Encontrar-te-ei na noite

13 de Maio de 2067, Praga

Meu amor,

são já muitos os anos em que, todos os dias, abro os olhos para ti, em que todas as horas são passadas na recordação de todas as tuas expressões, em que o que de melhor tenho és tu, em que adormeço na esperança de que, ao acordar, te encontre a meu lado.
Agora olham para mim através de uma pequena janela, como se estivesse doido, como se de algum modo esta tão antiga paixão que vagueia dentro de mim me tivesse consumido e eliminado tudo aquilo que alguma vez fui. Vivi contigo estes últimos anos, via-te perfeitamente em toda a tua elegância a sorrir para mim, a segurar-me a mão quando a vida me empurrava e não mais consegui fazer o que amo e perdi tudo aquilo que me dava força, estiveste comigo quando a dor me invadiu o corpo e afagas-te-me os cabelos para que conseguisse descansar.
Sempre consegui reunir forças para passear contigo, falávamos alto na rua, de mãos dadas e o teu riso enchia-me de alegria e sentia-me jovem outra vez como se revivesse o nosso primeiro abraço. Fomos ao teatro e deixa-me dizer, meu amor, que não havia, nos seus vestidos elegantes, nenhuma mulher mais bela que tu, que conseguisse iluminar uma sala como tu.
E agora dizem-me que estou tolo, que passei os únicos momentos felizes que tive em trinta anos completamente sozinho. Que estive caído no chão a rir-me como uma criança, que gritei sozinho, na cama, quando não me conseguia levantar, que andei na rua sozinho, a delirar, que, quando me comecei a vestir bem e parecia são, ninguém se sentou ao meu lado no auditório. 
Vem um homem para me ver, diz que grito o teu nome durante a noite e dá-me calmantes, diz que preciso de dormir bem, mas mantenho-me acordado, como poderia dormir?

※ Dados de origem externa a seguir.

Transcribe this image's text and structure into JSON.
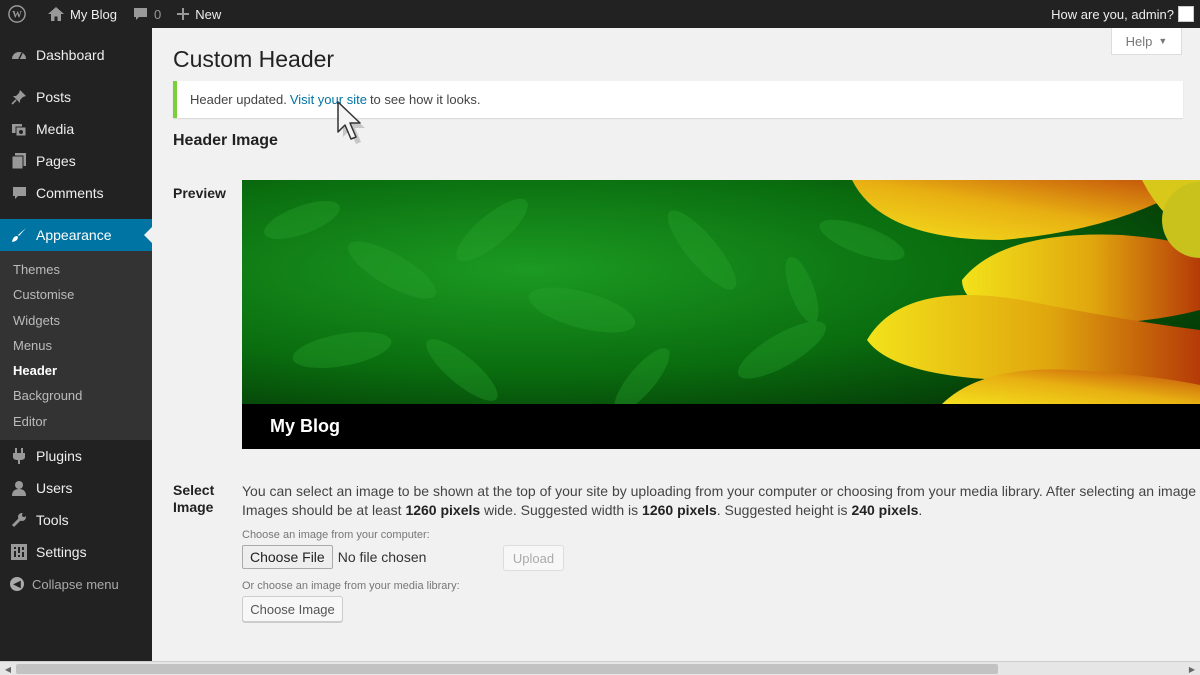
{
  "adminbar": {
    "site_name": "My Blog",
    "comment_count": "0",
    "new_label": "New",
    "greeting": "How are you, admin?"
  },
  "sidebar": {
    "items_top": [
      {
        "label": "Dashboard",
        "icon": "dashboard-icon"
      }
    ],
    "items_mid": [
      {
        "label": "Posts",
        "icon": "pin-icon"
      },
      {
        "label": "Media",
        "icon": "media-icon"
      },
      {
        "label": "Pages",
        "icon": "pages-icon"
      },
      {
        "label": "Comments",
        "icon": "comments-icon"
      }
    ],
    "current": {
      "label": "Appearance",
      "icon": "brush-icon"
    },
    "submenu": [
      "Themes",
      "Customise",
      "Widgets",
      "Menus",
      "Header",
      "Background",
      "Editor"
    ],
    "submenu_active": "Header",
    "items_bottom": [
      {
        "label": "Plugins",
        "icon": "plugin-icon"
      },
      {
        "label": "Users",
        "icon": "users-icon"
      },
      {
        "label": "Tools",
        "icon": "tools-icon"
      },
      {
        "label": "Settings",
        "icon": "settings-icon"
      }
    ],
    "collapse_label": "Collapse menu"
  },
  "main": {
    "title": "Custom Header",
    "help_label": "Help",
    "notice": {
      "before": "Header updated.",
      "link": "Visit your site",
      "after": "to see how it looks."
    },
    "section_title": "Header Image",
    "preview_label": "Preview",
    "preview_site_title": "My Blog",
    "select_label_1": "Select",
    "select_label_2": "Image",
    "description": {
      "line1": "You can select an image to be shown at the top of your site by uploading from your computer or choosing from your media library. After selecting an image y",
      "line2_a": "Images should be at least ",
      "line2_b": "1260 pixels",
      "line2_c": " wide. Suggested width is ",
      "line2_d": "1260 pixels",
      "line2_e": ". Suggested height is ",
      "line2_f": "240 pixels",
      "line2_g": "."
    },
    "computer_label": "Choose an image from your computer:",
    "choose_file_label": "Choose File",
    "no_file_label": "No file chosen",
    "upload_label": "Upload",
    "library_label": "Or choose an image from your media library:",
    "choose_image_label": "Choose Image"
  },
  "colors": {
    "admin_bar": "#222222",
    "accent": "#0074a2",
    "notice_border": "#7ad03a",
    "header_green": "#0a7a10"
  }
}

Como poderia arriscar nunca mais sonhar contigo, como poderia sequer pensar em que não estivesses comigo por um segundo?
Dizem-me que morreste, meu amor. Há décadas, que há anos a fio que não tenho um momento de lucidez. Não morreste! Recuso-me a acreditar e de repente tudo é abalado! Pela primeira vez na minha vida quero acreditar em Deus, abraçar a fé e ter a certeza que te vou ver num qualquer paraíso.
Sou o ser mais miserável deste planeta, tenho setenta e dois anos, abandonei o nosso Portugal, larguei tudo o que alguma vez adorei e contigo parti porque sabia que não precisava de mais nada, de mais ninguém, senão de ti e da tua mão na minha, onde estás tu? Diz-me, uma simples palavra e as minhas lágrimas acabarão, onde estás.
Por favor, por favor deixa-me sorrir só mais uma vez.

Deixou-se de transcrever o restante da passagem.